Jesse Jackson bounded on stage, raising a clenched fist before delivering a fire and brimstone speech. He rightly deplored President Bush for escalation of the war in Iraq and his horribly reactionary adminstration. Jackson noted how media challengers are marginalized by being called leftists as it was once common to call any progressive measure communistic.
He concluded by urging his audience to “light a match and let it glow.” It reminded this listener of presidential candidate Adlai Stevenson saying of Eleanor Roosevelt: “She would rather light candles than curse the darkness.”
But to this pessimist, the darkness of corporate media will not be dispelled with millions of candles.
Phil Donahue, discussing the iron grip of corporate media bosses, told how he had been fired from his MSNBC talk show because he told the truth about the Iraq War.

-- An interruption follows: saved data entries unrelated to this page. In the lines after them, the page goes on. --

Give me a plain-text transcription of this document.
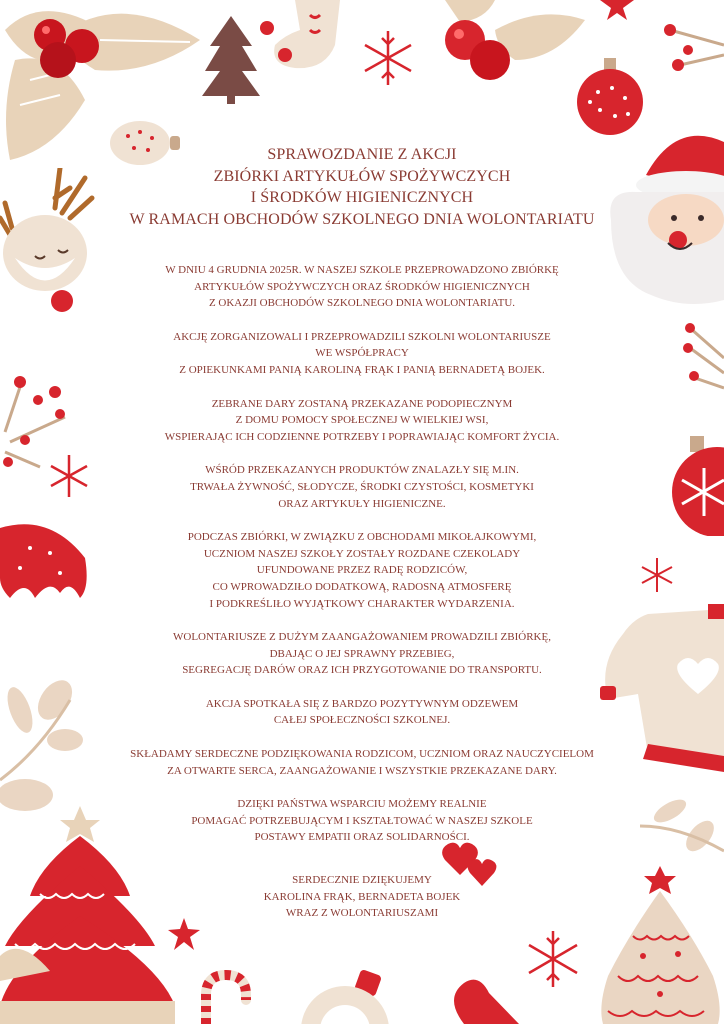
SPRAWOZDANIE Z AKCJI
ZBIÓRKI ARTYKUŁÓW SPOŻYWCZYCH
I ŚRODKÓW HIGIENICZNYCH
W RAMACH OBCHODÓW SZKOLNEGO DNIA WOLONTARIATU
W DNIU 4 GRUDNIA 2025R. W NASZEJ SZKOLE PRZEPROWADZONO ZBIÓRKĘ
ARTYKUŁÓW SPOŻYWCZYCH ORAZ ŚRODKÓW HIGIENICZNYCH
Z OKAZJI OBCHODÓW SZKOLNEGO DNIA WOLONTARIATU.
AKCJĘ ZORGANIZOWALI I PRZEPROWADZILI SZKOLNI WOLONTARIUSZE
WE WSPÓŁPRACY
Z OPIEKUNKAMI PANIĄ KAROLINĄ FRĄK I PANIĄ BERNADETĄ BOJEK.
ZEBRANE DARY ZOSTANĄ PRZEKAZANE PODOPIECZNYM
Z DOMU POMOCY SPOŁECZNEJ W WIELKIEJ WSI,
WSPIERAJĄC ICH CODZIENNE POTRZEBY I POPRAWIAJĄC KOMFORT ŻYCIA.
WŚRÓD PRZEKAZANYCH PRODUKTÓW ZNALAZŁY SIĘ M.IN.
TRWAŁA ŻYWNOŚĆ, SŁODYCZE, ŚRODKI CZYSTOŚCI, KOSMETYKI
ORAZ ARTYKUŁY HIGIENICZNE.
PODCZAS ZBIÓRKI, W ZWIĄZKU Z OBCHODAMI MIKOŁAJKOWYMI,
UCZNIOM NASZEJ SZKOŁY ZOSTAŁY ROZDANE CZEKOLADY
UFUNDOWANE PRZEZ RADĘ RODZICÓW,
CO WPROWADZIŁO DODATKOWĄ, RADOSNĄ ATMOSFERĘ
I PODKREŚLIŁO WYJĄTKOWY CHARAKTER WYDARZENIA.
WOLONTARIUSZE Z DUŻYM ZAANGAŻOWANIEM PROWADZILI ZBIÓRKĘ,
DBAJĄC O JEJ SPRAWNY PRZEBIEG,
SEGREGACJĘ DARÓW ORAZ ICH PRZYGOTOWANIE DO TRANSPORTU.
AKCJA SPOTKAŁA SIĘ Z BARDZO POZYTYWNYM ODZEWEM
CAŁEJ SPOŁECZNOŚCI SZKOLNEJ.
SKŁADAMY SERDECZNE PODZIĘKOWANIA RODZICOM, UCZNIOM ORAZ NAUCZYCIELOM
ZA OTWARTE SERCA, ZAANGAŻOWANIE I WSZYSTKIE PRZEKAZANE DARY.
DZIĘKI PAŃSTWA WSPARCIU MOŻEMY REALNIE
POMAGAĆ POTRZEBUJĄCYM I KSZTAŁTOWAĆ W NASZEJ SZKOLE
POSTAWY EMPATII ORAZ SOLIDARNOŚCI.
SERDECZNIE DZIĘKUJEMY
KAROLINA FRĄK, BERNADETA BOJEK
WRAZ Z WOLONTARIUSZAMI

His antiwar stance was not good for business. Besides, his bosses feared being called anti-American. Donahue noted how MSNBC required him to have two conservatives for every liberal on his show.
Media critic Jeff Cohen, also fired by MSNBC, remarked that in corporate media “the least principled rise to the top,” giving charlatans lofty perches. The spectrum of opinion on corporate media runs from “GE to GM.”
Moyers’ recommendation to read Cohen’s book, “Cable News Confidential,” proved nearly as potent as a recommendation by Oprah. The Cohen book immediately became a best seller at the conference.
Cohen points out in his book that the three biggest distortionists and cheerleaders for Bush in cable media are CNN, Fox and MSNBC. They focus on the bottom line. The politicians “have allowed a handful of moneyed elites to privatize our media and control America’s televised dialogue.”
They have the power “to keep important news and viewpoints off the air”…“Cable’s ‘newscasters’ rarely reflected the vibrant debate going on in our country over the war--or the extent of active and organized dissents.”
More Cohen: cable news has gone from “politics to tabloid to fluff.” It is in “the business of entertainment, using traditional Hollywood genres to attract viewers: lurid crime dramas (O.J., JonBenet, Laci Peterson), sex farce (Clinton/Lewinsky), suspense thrillers (Beltway sniper) and war (with special theme music and graphics).”
Cohen, founder of the watchdog group, Fairness and Accuracy in Media, continued: corporate news is nutritionless, “a processed product brought to market by distant and soulless corporations.” Local TV news programs across the nation are no better, filled with undernourshing soundbites.
Cohen quotes the CEO of radio colossus, Clear Channel, as saying that he cares about ad sales, not program quality. “We’re simply in the business of selling our customers products.”
The greedheads rule. The Gannett newspaper chain has a 26 percent profit, the Hearst empire 24 percent.
One panelist indicated that the media were just as responsible as Bush for starting the war in Iraq. Or, as Jane Fonda said: “A truly powerful media is one that can stop a war--not only start one.”
Amy Goodman, dynamic conference speaker, wrote in “Static,” a book written with her brother, David: “The American media (are) little more than a megaphone for those in power.”
So much of what is wrong with America is the fault of the media.

1 Comments:

Blogger NevadaDem said...

I worry about this alot, even wrote something on my blog about the demise of investigative journalism. Hope your pessimism is unjustified but haven't found enough evidence to be optimistic.

Thanks for the write-up and comments.